I am having various issues with various websites and think that it might all be related.

Basically it is a spacing issue. IE everything is fine however in the other browsers it is not.

An example is the contact form. I have it in a table and it appears that in the other browsers a pile of padding is being added to it.

Also in my shopping cart the information in IE works fine but in the other browsers it is all spread out. Again all of this is in a table.

Also with the checkout area. Each part between tables look like they have padding too.

This used to work fine in all browsers as the code I am using I have been using for years.

Any ideas or suggestions?

Thanks for any help…

mrmbarnes

What most do is use a conditional stylesheet for IE and then a style for everything else. Googling “Conditional Stylesheet” will get you plenty of tutorials.

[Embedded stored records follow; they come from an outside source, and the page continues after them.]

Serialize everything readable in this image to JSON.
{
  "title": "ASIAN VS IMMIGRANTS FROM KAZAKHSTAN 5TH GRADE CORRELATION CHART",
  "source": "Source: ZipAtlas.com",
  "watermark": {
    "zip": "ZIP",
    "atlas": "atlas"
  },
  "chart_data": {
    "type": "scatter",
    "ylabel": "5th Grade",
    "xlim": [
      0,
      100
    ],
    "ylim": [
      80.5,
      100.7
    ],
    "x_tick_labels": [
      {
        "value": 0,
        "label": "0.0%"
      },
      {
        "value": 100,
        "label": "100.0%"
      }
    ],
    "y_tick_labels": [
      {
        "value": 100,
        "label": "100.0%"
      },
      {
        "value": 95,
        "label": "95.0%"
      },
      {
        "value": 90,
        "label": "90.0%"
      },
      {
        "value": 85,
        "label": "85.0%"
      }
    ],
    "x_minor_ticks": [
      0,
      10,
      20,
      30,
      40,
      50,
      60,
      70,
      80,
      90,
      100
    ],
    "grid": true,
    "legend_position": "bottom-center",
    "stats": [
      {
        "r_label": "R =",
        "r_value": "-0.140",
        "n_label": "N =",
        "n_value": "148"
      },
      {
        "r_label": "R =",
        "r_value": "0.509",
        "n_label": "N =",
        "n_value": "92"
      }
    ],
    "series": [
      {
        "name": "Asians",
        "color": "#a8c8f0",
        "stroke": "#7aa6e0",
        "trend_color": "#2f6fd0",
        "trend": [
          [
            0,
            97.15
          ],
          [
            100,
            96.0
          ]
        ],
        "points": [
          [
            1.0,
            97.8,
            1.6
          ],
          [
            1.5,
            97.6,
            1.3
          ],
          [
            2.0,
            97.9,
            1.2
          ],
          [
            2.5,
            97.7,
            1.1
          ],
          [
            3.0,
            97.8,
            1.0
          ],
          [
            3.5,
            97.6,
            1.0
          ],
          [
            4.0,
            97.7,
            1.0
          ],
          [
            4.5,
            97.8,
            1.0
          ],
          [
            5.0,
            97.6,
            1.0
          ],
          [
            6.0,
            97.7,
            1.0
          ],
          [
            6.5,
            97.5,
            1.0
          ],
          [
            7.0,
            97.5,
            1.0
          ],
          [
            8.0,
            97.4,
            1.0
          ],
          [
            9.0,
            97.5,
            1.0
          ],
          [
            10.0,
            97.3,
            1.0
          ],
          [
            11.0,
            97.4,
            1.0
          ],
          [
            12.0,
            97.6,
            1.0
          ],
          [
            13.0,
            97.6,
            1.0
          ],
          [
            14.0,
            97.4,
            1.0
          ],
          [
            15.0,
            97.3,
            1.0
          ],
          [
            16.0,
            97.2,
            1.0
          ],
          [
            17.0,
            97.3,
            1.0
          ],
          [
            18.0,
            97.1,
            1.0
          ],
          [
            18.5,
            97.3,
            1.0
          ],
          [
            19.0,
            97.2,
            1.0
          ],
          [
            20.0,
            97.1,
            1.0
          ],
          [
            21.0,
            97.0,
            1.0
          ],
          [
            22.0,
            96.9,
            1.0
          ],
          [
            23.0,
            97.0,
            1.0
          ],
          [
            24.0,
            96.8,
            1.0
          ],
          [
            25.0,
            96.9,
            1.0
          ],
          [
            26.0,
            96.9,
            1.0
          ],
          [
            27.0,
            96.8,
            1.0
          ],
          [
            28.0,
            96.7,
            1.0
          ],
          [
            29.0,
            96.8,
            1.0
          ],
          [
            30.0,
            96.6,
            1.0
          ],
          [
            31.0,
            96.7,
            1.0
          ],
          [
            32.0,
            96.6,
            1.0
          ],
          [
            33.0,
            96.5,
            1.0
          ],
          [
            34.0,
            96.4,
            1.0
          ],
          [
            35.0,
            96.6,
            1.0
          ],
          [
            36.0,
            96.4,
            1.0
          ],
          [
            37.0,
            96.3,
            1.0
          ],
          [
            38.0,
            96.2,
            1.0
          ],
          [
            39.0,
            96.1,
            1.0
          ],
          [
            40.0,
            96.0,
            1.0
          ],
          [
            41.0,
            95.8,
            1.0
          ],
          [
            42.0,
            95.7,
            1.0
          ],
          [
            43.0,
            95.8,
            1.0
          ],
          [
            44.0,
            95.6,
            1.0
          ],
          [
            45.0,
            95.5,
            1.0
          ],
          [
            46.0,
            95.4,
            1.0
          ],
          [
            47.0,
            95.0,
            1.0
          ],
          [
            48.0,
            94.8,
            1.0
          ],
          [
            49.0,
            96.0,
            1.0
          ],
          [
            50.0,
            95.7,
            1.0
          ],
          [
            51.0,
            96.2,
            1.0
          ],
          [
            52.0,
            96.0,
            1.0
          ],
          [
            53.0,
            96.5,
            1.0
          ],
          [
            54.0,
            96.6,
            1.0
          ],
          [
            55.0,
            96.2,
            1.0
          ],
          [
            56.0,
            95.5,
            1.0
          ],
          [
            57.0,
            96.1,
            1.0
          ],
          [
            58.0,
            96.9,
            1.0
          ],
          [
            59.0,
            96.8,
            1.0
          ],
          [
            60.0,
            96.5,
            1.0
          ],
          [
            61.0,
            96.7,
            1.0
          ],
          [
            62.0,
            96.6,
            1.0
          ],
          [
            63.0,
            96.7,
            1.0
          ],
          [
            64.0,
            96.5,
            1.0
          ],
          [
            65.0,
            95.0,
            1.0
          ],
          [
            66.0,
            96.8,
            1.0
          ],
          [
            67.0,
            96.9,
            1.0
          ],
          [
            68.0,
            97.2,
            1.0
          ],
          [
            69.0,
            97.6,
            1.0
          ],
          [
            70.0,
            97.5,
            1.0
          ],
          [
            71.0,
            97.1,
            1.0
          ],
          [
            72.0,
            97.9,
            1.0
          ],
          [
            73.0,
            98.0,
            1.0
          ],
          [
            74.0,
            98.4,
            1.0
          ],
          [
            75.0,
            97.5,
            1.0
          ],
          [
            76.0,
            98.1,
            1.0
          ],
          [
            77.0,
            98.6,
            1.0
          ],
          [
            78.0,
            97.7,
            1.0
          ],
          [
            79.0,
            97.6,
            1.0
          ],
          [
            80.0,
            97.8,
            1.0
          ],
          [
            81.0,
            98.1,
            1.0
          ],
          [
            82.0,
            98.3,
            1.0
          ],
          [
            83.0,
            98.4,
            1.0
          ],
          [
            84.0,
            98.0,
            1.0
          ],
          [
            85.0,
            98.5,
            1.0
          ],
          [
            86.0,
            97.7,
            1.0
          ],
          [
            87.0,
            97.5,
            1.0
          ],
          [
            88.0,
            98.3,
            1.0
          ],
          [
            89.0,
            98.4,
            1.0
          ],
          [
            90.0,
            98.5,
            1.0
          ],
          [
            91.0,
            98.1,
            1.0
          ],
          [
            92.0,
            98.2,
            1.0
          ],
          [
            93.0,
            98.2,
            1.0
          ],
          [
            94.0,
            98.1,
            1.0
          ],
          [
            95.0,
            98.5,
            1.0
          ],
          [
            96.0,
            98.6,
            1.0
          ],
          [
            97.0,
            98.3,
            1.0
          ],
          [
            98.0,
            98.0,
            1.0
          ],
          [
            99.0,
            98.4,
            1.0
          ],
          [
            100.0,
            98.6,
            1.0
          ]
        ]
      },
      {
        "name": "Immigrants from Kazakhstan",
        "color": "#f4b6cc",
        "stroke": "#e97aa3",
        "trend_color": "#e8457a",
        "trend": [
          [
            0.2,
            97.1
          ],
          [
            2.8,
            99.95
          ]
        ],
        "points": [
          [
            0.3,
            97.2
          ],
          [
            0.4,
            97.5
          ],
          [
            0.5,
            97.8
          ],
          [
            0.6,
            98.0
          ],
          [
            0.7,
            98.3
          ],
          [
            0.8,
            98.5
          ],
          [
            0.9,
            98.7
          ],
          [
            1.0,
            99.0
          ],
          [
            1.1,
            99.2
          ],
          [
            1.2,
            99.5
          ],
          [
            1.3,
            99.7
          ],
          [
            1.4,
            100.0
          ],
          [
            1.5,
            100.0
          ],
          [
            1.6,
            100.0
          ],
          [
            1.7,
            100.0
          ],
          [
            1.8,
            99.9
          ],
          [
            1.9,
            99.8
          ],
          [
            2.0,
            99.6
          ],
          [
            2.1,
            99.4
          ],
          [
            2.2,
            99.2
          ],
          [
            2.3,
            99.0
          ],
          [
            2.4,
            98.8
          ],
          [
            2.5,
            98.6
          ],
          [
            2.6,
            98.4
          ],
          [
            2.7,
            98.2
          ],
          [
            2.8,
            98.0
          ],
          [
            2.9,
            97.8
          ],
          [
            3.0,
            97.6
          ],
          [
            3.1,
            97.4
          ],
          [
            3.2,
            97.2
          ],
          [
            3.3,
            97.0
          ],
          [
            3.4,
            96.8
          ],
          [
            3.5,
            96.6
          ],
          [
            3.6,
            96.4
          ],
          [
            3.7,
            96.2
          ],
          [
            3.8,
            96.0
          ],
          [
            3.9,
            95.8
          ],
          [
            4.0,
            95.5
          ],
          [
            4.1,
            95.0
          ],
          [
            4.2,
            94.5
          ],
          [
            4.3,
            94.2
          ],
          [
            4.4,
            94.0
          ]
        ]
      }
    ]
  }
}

So run 2 stylesheets for each website?

You may or may not be aware that IE is a very poor browser, and so it can be a really bad sign when something “works” in IE but no other browser. Too often, it means that you’ve learned how to do something the wrong way by learning to code for IE. The normal workflow for web designers is to build a site properly so that it’s working in modern browsers, then check the site in IE and fix all the IE-specific bugs. (Mind you, you should check the site regularly, not just at the end, but the principle still applies.)

In terms of padding etc, each browser has its own default paddings and margins on various elements, so that can come into it. Many designers start their stylesheet by zeroing out a lot of the default margins and paddings like so:

html, body, div,
h1, h2, h3, h4, h5, h6, p, a, blockquote, pre, code, hr, img,
form, fieldset, legend, label, textarea, 
span, em, strong, sub, sup, cite,
table, tbody, td, tfoot, th, thead, tr, tt,
dl, dt, dd, ol, ul, li {
    margin: 0;
    padding: 0;
}

This can save you a lot of confusion and misery.

Note also that laying out a site with tables is a bad idea anyway. So you may be experiencing problems you could avoid with a more modern layout strategy.

Beyond that, we would need to see your page (or at least the code) to help much more. There are ways to target styles and style sheets specifically to the IE browsers, but that should be considered a last resort.